We were all so proud and happy.   Even now, almost ten years later, we frequently recall the day she learned to ride a bike at family get togethers.  We discuss the fear, the worry and ultimately the pride that were all felt that day.

But, there was something else that happened that day, that for me was more meaningful, and the real reason I cried as she finally rode away from me.

The single most important thing that happened that day was that she stayed on that bike.   She might have kicked and screamed but she never gave up.   I am not trying to be egotistical, but I know if I had gone inside, if I had given up, she would have too.  It would have been the end.   After all, she was seven years old, so that was okay.   What I realized that day was that if I was going to be a successful parent, and if she was going to be a successful person, she would have to learn to stay on the bike without me there.

To speak metaphorically, eventually I would go inside, and she would be left out there alone, on her bike, and sometimes it would be getting dark, but she would have to persevere.  She would have to force herself to try over, and over again until the "magic" happened.

I have thought of this moment many times over the past ten years with both my kids.   There have been many times that I have witnessed them make the decision to get off the bike, "I don't want to take piano anymore", "I've decided I'm done doing swim team", "this homework is too hard, I don't understand".  Don't get me wrong,  I have spent much of the past ten years, holding the back of the seat, encouraging them to keep going.    They still say things like " "I hate this!" "This is stupid!"  "I'm stupid!"  "You're stupid!"  "You're so mean!" "Why are you making me do this?!"
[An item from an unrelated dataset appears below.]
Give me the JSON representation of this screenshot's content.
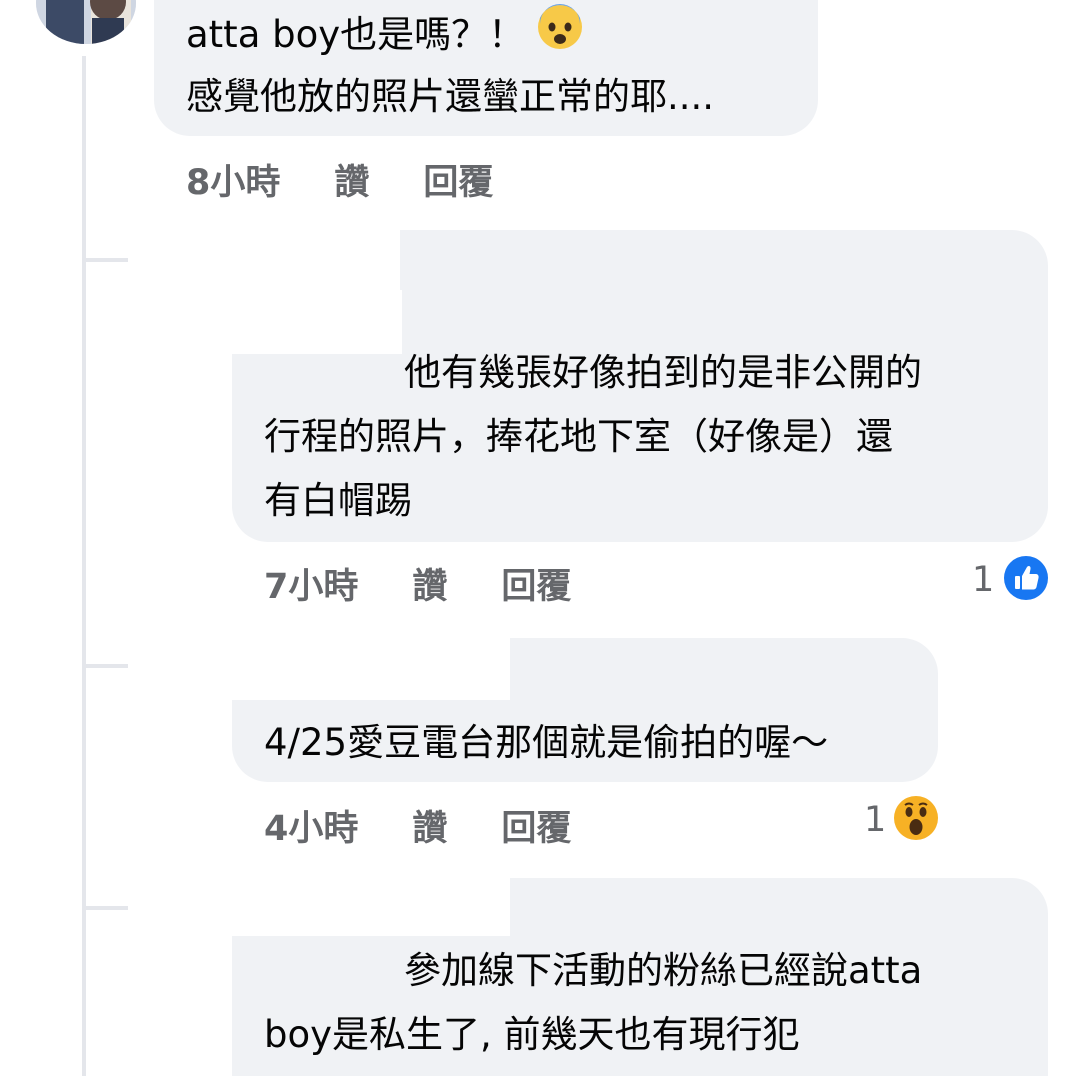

Then just this past week my bike-riding daughter, now sixteen, came home from school with a sad, droopy face.  "We got our math tests back today and I got a really bad grade," she said.   I held my breath.  Before I could even react to the news she continued, "But I am going to meet with my math teacher,  I have already made plans to study with someone in my class, and I am going to go to my room right now to figure out what I did wrong."

"Okay." I said, trying to hide my smile.   Stay on that bike.


Note:   I started writing this blog post earlier this week and then I stumbled upon this from TED talks:

What predicts success

She is much more eloquent than I am, probably gets paid a lot more, but it all boils down to the same thing, stay on that bike!